Mas, afinal, o que seria a educação midiática? É a forma de mudar a relação dos nossos alunos com o conhecimento, educando-os para um mundo cada vez mais conectado (Ferrari et al., 2020). A educação midiática permite interpretar o que lemos em um site ou em aplicativos de mensagens. Diante de um texto ou vídeo, o aluno se torna ávido pela pesquisa, indo mais a fundo de questões como a intenção do autor, a veracidade daquilo que está sendo exposto ou a finalidade da veiculação daquele conteúdo. Educação midiática é um conjunto de habilidades que permite acessar, analisar, criar e participar de maneira crítica e reflexiva no ambiente informatizado e midiático em formatos diferentes (Ferrari et al., 2020). É preciso saber ler, filtrar e questionar as informações que nos chegam e não apenas consumi-las. De acordo com o Guia da Educação Midiática (Ferrari et al., 2020), os pilares da educação midiática são desenvolvidos a partir de uma mandala com três eixos: ler, escrever e participar.

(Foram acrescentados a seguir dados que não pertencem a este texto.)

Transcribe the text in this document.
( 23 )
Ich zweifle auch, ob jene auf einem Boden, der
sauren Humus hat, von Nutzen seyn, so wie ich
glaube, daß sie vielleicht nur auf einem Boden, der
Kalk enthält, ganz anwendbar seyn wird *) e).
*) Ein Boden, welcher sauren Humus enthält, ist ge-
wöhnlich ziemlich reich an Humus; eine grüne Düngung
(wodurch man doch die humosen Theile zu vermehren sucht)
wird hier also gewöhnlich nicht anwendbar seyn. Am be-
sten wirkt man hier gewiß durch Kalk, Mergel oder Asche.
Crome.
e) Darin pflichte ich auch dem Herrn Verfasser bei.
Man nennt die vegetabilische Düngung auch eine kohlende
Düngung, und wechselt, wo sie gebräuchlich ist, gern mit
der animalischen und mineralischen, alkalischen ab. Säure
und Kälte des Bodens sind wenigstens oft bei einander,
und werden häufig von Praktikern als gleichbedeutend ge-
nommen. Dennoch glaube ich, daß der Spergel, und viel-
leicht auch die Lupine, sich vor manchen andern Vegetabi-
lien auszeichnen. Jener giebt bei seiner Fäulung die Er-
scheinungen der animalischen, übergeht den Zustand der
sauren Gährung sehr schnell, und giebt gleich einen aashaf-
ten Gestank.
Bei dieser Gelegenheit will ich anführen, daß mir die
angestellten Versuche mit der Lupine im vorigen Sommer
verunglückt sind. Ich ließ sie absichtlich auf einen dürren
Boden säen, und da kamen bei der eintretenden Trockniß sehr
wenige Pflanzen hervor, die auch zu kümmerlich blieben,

Ler é o eixo que vai auxiliar o nosso aluno a ir além do que está no papel, a entender as intenções dos mais variados fluxos de informação: gráficos, mapas, embalagens de produtos, memes, vídeos, notícias. É refletir a respeito do que não foi dito, a intencionalidade da escrita e a veracidade daquilo que se lê. O eixo escrever traz as habilidades ligadas à fluência digital, dando voz aos nossos alunos e a possibilidade para que criem conteúdo para audiências reais, dialogando com a sociedade e envolvendo-se com questões relevantes. Por fim, no eixo participar, o objetivo principal é incentivar estudantes a refletir sobre o seu papel como participantes nesse mundo midiático, seja como criadores de conteúdo ou como leitores da informação, ensinando a dialogar, a discordar e a reagir nas redes sociais e de forma não agressiva, combatendo o discurso de ódio, a discriminação e refletindo sobre a cultura do cancelamento, tão na moda nos dias de hoje.

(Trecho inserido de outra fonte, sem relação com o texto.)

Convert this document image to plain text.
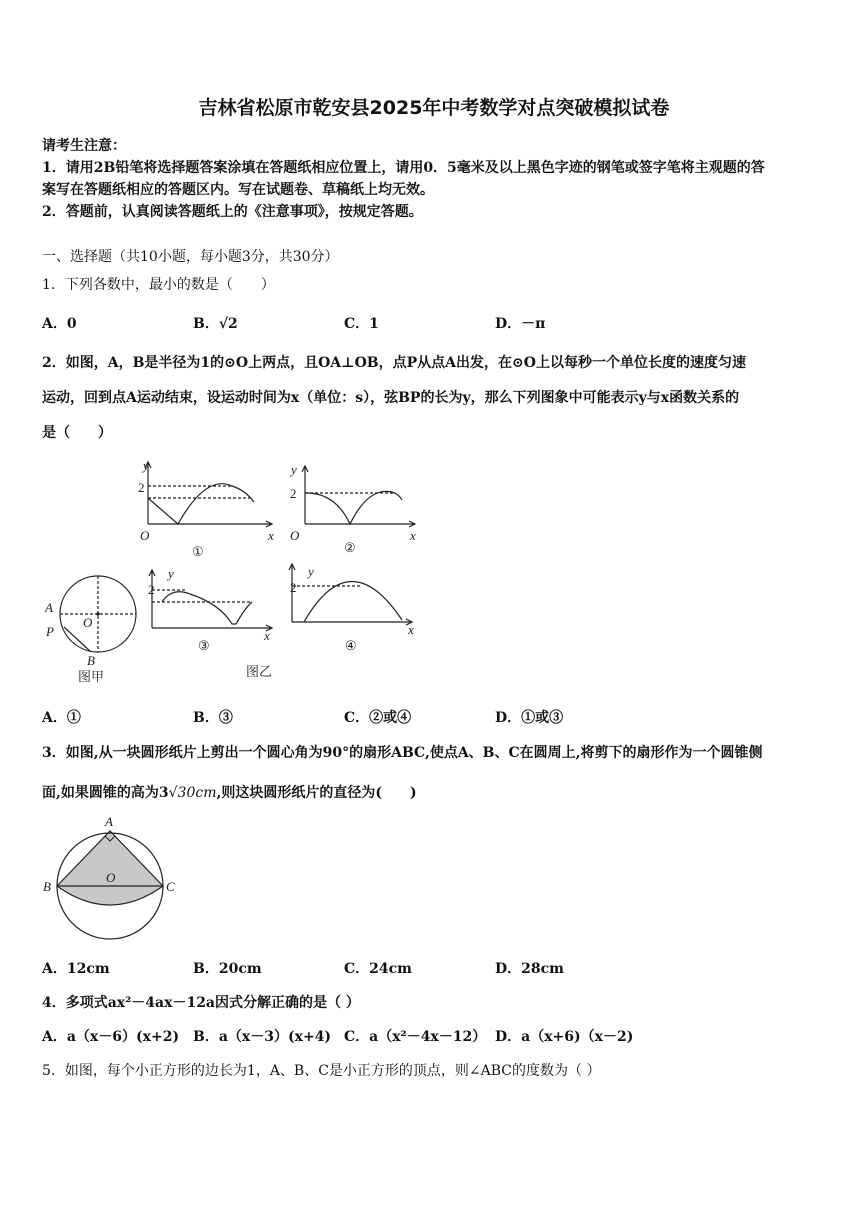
吉林省松原市乾安县2025年中考数学对点突破模拟试卷
请考生注意：
1．请用2B铅笔将选择题答案涂填在答题纸相应位置上，请用0．5毫米及以上黑色字迹的钢笔或签字笔将主观题的答
案写在答题纸相应的答题区内。写在试题卷、草稿纸上均无效。
2．答题前，认真阅读答题纸上的《注意事项》，按规定答题。
一、选择题（共10小题，每小题3分，共30分）
1．下列各数中，最小的数是（　　）
A．0	B．√2	C．1	D．－π
2．如图，A，B是半径为1的⊙O上两点，且OA⊥OB，点P从点A出发，在⊙O上以每秒一个单位长度的速度匀速
运动，回到点A运动结束，设运动时间为x（单位：s），弦BP的长为y，那么下列图象中可能表示y与x函数关系的
是（　　）
y
2
O	x
①
y
2
O	x
②
y
2
x
③
y
2
x
④
A
P
O
B
图甲	图乙
A．①	B．③	C．②或④	D．①或③
3．如图,从一块圆形纸片上剪出一个圆心角为90°的扇形ABC,使点A、B、C在圆周上,将剪下的扇形作为一个圆锥侧
面,如果圆锥的高为3√30cm,则这块圆形纸片的直径为(　　)
A
B	C
O
A．12cm	B．20cm	C．24cm	D．28cm
4．多项式ax²－4ax－12a因式分解正确的是（ ）
A．a（x－6）(x+2) B．a（x－3）(x+4) C．a（x²－4x－12） D．a（x+6)（x－2)
5．如图，每个小正方形的边长为1，A、B、C是小正方形的顶点，则∠ABC的度数为（ ）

A Educação para as mídias é algo inevitável e que não pode mais ser adiado como camada dentro de nossos planejamentos em sala de aula. É preciso preparar nossos alunos, desde muito cedo, para trafegarem com segurança e confiança entre os universos offline e online de maneira que percebam o quanto são influenciados, o quanto influenciam e de que maneira podem atuar como cidadãos ativos e potenciais contribuintes para o debate público. Ainda que novos, os nossos alunos precisam se perceber como cidadãos que compreendem a diversidade, as mídias, as diferentes formas de aprender e de como se comunicar assertivamente, dentro e fora do mundo digital.

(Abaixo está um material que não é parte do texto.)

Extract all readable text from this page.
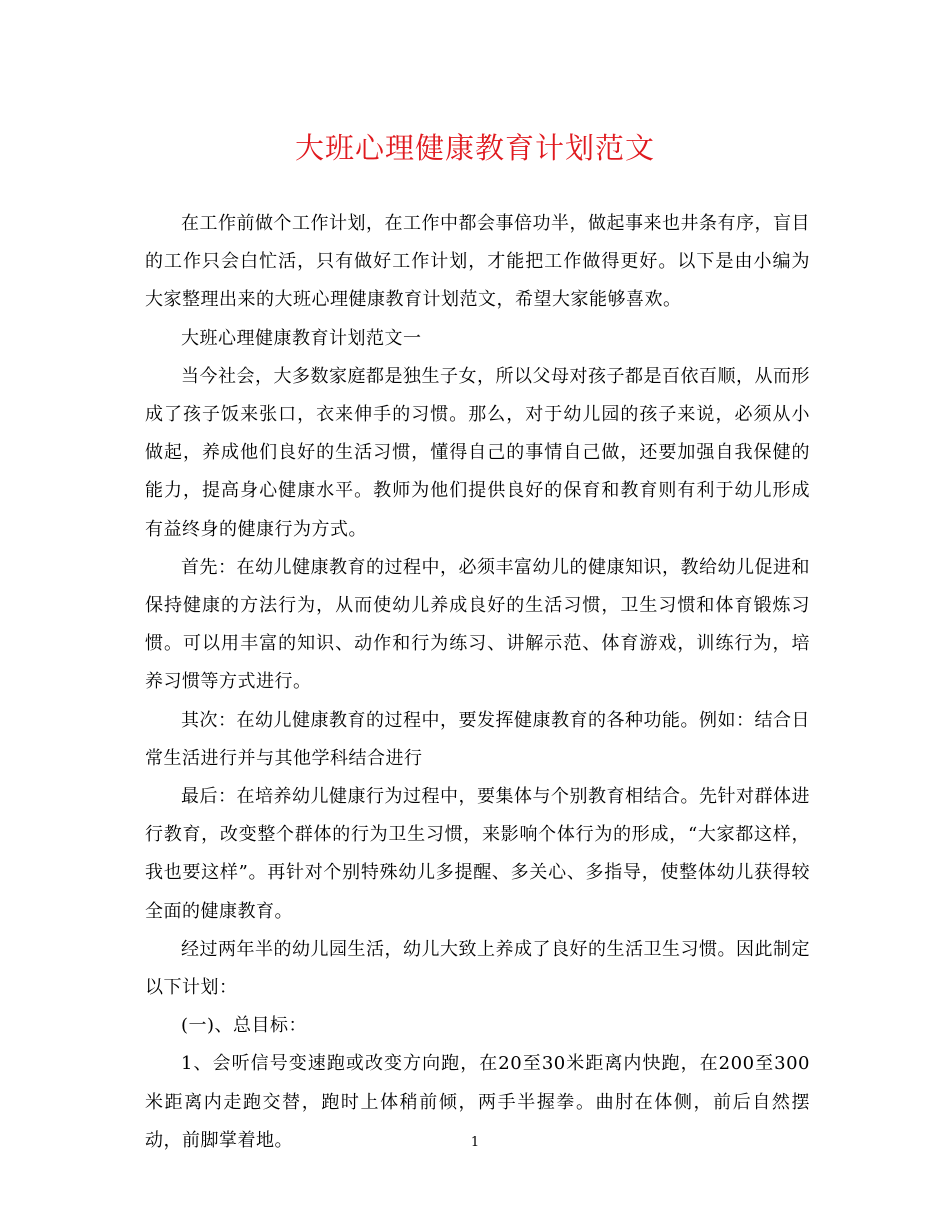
大班心理健康教育计划范文

在工作前做个工作计划，在工作中都会事倍功半，做起事来也井条有序，盲目的工作只会白忙活，只有做好工作计划，才能把工作做得更好。以下是由小编为大家整理出来的大班心理健康教育计划范文，希望大家能够喜欢。

大班心理健康教育计划范文一

当今社会，大多数家庭都是独生子女，所以父母对孩子都是百依百顺，从而形成了孩子饭来张口，衣来伸手的习惯。那么，对于幼儿园的孩子来说，必须从小做起，养成他们良好的生活习惯，懂得自己的事情自己做，还要加强自我保健的能力，提高身心健康水平。教师为他们提供良好的保育和教育则有利于幼儿形成有益终身的健康行为方式。

首先：在幼儿健康教育的过程中，必须丰富幼儿的健康知识，教给幼儿促进和保持健康的方法行为，从而使幼儿养成良好的生活习惯，卫生习惯和体育锻炼习惯。可以用丰富的知识、动作和行为练习、讲解示范、体育游戏，训练行为，培养习惯等方式进行。

其次：在幼儿健康教育的过程中，要发挥健康教育的各种功能。例如：结合日常生活进行并与其他学科结合进行

最后：在培养幼儿健康行为过程中，要集体与个别教育相结合。先针对群体进行教育，改变整个群体的行为卫生习惯，来影响个体行为的形成，“大家都这样，我也要这样”。再针对个别特殊幼儿多提醒、多关心、多指导，使整体幼儿获得较全面的健康教育。

经过两年半的幼儿园生活，幼儿大致上养成了良好的生活卫生习惯。因此制定以下计划：

(一)、总目标：

1、会听信号变速跑或改变方向跑，在20至30米距离内快跑，在200至300米距离内走跑交替，跑时上体稍前倾，两手半握拳。曲肘在体侧，前后自然摆动，前脚掌着地。	1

A escola precisa ser esse local que facilite e promova a formação digital de todos: professores, alunos e o meio familiar, promovendo e articulando tudo o que é oferecido no mundo digital por meio das tecnologias digitais nas diversas práticas sociais de toda a comunidade escolar (Araújo et al., 2023).

Metodologia

O percurso metodológico desta pesquisa se inicia com pesquisas bibliográficas acerca do letramento e de suas diferenças acerca da alfabetização. Como exposto aqui anteriormente, o professor não familiarizado com conceitos técnicos acerca de tecnologias usadas dentro e fora de sala de aula, se considera muitas vezes um analfabeto digital, estigmatizado e, às vezes, incapaz de lidar com alunos que chegam em sua sala de aula. 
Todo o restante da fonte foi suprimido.